Algérie. Benchicou enfin libre !

Il aura cher payé son audace et sa liberté de penser. Et le Président Bouteflika ne lui aura pas fait cadeau d’un seul jour de peine alors qu’il avait gracié des journalistes en mai dernier condamnés pour “diffamation”. Après avoir purgé deux ans d’emprisonnement, Mohamed Benchicou, le directeur du défunt journal Le Matin, est enfin sorti de la prison El Harrach, mercredi matin. Benchicou dit ne “rien regretter” de ce qu’il avait fait ni de ses deux ans de prison. “Cet accueil, déclare-t-il, est un appel au secours que les Algériens lancent à l’opinion internationale et au régime algérien qui les a privés de toutes les libertés : liberté de pensée, d’écrire, d’entreprendre.”

Il y a deux ans, Benchicou passait devant le tribunal d’El Harrach suite aux poursuites intentées par le ministère des Finances pour “transfert illégal de capitaux et infraction au contrôle des changes”. C’était le 15 juin 2004. Une condamnation qui, selon les avocats de Benchicou, n’a aucun fondement juridique. Le 26 juin 2004, le siège du Matin a été vendu aux enchères suite à un redressement fiscal. Le quotidien a ensuite mis la clé sous le paillasson. En réalité, Benchicou, faisait les frais de la guerre qu’il a menée au président algérien, notamment avant sa réélection en 2004. Persuadé que Bouteflika serait désavoué par les militaires, Benchicou avait publié sous le pseudonyme d’ “Inès” un feuilleton quotidien au vitriol sur Bouteflika. Deux mois avant la présidentielle, Benchicou récidivait en éditant un pamphlet intitulé “Bouteflika, une imposture algérienne”. Réelu, Bouteflika ne lui a jamais pardonné une telle liberté de ton. Dix plaintes existent d’ailleurs toujours à l’encontre de Benchicou.

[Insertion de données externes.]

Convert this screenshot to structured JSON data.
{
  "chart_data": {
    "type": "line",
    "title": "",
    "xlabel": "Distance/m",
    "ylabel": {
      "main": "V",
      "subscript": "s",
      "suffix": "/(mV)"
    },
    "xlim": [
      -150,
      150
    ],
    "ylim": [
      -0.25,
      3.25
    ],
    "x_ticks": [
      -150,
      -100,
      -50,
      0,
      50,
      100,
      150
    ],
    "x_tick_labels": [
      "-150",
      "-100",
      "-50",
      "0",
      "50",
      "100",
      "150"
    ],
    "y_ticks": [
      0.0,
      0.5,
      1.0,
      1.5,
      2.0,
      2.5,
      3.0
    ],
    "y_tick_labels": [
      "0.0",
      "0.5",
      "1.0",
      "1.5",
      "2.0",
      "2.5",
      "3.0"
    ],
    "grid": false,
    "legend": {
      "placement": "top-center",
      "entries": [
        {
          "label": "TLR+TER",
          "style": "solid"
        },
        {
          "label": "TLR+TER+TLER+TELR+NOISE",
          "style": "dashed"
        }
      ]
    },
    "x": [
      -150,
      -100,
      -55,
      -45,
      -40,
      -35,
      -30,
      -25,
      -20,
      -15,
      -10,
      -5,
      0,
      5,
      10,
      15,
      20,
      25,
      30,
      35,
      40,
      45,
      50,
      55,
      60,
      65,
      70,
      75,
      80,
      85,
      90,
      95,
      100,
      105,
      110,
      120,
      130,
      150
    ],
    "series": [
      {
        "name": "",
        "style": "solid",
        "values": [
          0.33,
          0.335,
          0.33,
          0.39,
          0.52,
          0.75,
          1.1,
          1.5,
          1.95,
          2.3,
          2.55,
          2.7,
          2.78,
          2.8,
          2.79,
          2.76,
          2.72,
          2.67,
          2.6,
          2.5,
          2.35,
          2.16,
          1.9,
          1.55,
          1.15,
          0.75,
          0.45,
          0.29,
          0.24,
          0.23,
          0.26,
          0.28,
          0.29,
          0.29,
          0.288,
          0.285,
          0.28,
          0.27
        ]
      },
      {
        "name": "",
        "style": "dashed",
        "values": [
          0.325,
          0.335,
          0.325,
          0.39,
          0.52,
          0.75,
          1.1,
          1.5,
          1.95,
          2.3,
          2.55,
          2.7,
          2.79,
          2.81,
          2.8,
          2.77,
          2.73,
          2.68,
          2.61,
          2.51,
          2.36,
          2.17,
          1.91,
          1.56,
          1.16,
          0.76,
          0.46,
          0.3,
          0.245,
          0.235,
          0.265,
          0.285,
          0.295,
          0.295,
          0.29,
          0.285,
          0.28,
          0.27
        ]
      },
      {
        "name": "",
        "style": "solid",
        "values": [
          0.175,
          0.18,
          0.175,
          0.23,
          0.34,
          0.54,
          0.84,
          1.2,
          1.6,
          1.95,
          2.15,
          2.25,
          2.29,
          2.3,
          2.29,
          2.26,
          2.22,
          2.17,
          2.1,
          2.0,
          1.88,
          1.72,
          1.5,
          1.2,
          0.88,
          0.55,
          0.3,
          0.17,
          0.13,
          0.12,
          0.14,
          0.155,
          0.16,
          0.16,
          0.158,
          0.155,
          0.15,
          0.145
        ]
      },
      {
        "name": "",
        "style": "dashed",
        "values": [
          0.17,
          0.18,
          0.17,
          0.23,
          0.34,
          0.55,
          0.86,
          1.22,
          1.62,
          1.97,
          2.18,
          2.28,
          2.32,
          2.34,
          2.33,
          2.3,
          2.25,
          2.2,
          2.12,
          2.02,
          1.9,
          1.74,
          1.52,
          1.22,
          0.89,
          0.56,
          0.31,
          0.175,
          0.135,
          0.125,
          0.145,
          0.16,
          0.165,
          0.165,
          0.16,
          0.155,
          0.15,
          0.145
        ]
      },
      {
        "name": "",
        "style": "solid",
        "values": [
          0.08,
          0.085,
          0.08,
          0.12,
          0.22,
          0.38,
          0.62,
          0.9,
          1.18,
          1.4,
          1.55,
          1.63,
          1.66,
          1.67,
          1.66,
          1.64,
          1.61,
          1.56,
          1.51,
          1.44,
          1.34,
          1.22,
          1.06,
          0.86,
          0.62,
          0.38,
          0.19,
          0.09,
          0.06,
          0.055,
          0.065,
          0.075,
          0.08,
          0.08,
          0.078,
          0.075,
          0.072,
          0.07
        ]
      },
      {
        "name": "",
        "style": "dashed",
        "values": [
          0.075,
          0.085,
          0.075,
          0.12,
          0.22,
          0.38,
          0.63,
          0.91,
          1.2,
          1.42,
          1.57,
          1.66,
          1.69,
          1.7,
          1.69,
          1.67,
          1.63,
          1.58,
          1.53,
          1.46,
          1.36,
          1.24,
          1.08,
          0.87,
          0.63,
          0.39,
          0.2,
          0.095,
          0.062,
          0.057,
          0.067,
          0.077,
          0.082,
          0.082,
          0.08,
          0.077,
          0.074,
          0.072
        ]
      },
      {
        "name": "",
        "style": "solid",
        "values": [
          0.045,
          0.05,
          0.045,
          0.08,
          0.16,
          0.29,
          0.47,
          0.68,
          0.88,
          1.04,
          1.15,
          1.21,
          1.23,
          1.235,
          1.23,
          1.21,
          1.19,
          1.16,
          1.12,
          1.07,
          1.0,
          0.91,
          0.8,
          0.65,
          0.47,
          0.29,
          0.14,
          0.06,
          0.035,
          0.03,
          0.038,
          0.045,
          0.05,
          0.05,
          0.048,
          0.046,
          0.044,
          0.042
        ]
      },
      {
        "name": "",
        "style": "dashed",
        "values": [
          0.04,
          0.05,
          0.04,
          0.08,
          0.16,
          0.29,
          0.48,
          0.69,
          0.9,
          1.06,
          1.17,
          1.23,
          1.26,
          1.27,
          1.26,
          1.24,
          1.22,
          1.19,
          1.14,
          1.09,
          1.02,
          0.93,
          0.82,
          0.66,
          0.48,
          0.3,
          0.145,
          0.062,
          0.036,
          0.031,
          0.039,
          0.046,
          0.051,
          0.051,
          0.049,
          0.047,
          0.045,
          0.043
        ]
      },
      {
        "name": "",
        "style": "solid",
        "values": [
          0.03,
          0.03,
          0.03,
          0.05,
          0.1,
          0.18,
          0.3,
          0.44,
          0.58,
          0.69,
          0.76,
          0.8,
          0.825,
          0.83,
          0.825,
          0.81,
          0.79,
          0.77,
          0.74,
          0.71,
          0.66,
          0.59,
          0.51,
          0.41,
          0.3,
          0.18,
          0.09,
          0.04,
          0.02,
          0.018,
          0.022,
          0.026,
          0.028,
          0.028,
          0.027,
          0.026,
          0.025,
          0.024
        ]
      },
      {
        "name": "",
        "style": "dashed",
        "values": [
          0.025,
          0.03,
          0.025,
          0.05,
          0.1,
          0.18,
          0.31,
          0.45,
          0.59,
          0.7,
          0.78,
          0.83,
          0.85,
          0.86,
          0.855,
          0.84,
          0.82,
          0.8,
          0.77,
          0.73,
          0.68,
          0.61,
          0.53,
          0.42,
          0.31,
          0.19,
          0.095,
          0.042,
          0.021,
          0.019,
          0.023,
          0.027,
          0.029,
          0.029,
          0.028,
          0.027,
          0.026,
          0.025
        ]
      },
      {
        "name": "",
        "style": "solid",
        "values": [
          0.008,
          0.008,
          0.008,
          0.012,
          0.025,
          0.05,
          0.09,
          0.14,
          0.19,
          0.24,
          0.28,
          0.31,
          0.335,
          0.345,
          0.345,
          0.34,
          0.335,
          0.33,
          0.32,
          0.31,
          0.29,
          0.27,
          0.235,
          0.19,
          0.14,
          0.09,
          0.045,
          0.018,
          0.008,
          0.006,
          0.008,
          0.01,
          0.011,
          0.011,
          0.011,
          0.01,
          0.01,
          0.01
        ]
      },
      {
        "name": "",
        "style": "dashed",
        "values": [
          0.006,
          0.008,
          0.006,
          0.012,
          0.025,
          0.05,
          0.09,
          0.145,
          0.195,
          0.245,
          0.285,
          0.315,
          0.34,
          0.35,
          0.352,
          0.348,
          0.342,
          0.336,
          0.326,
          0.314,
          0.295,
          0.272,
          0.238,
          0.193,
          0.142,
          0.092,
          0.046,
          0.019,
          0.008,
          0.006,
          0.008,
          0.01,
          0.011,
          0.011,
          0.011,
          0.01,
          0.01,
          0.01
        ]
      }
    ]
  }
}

Dès sa sortie de prison, le journaliste a eu une pensée émue, sur la place de la Liberté à Alger, pour tous les journalistes algériens assassinés par des terroristes. Puis il est allé remettre le prix Benchicou à deux lauréats, Ali Lmrabet et Bachir Laârabi. Tout le monde attend dequelle manière Benchicou reprendra sa plume. Son journal étant fermé, de quels atouts disposera-t-il reconquérir un espace d’expression qui lui sied après une longue absence ?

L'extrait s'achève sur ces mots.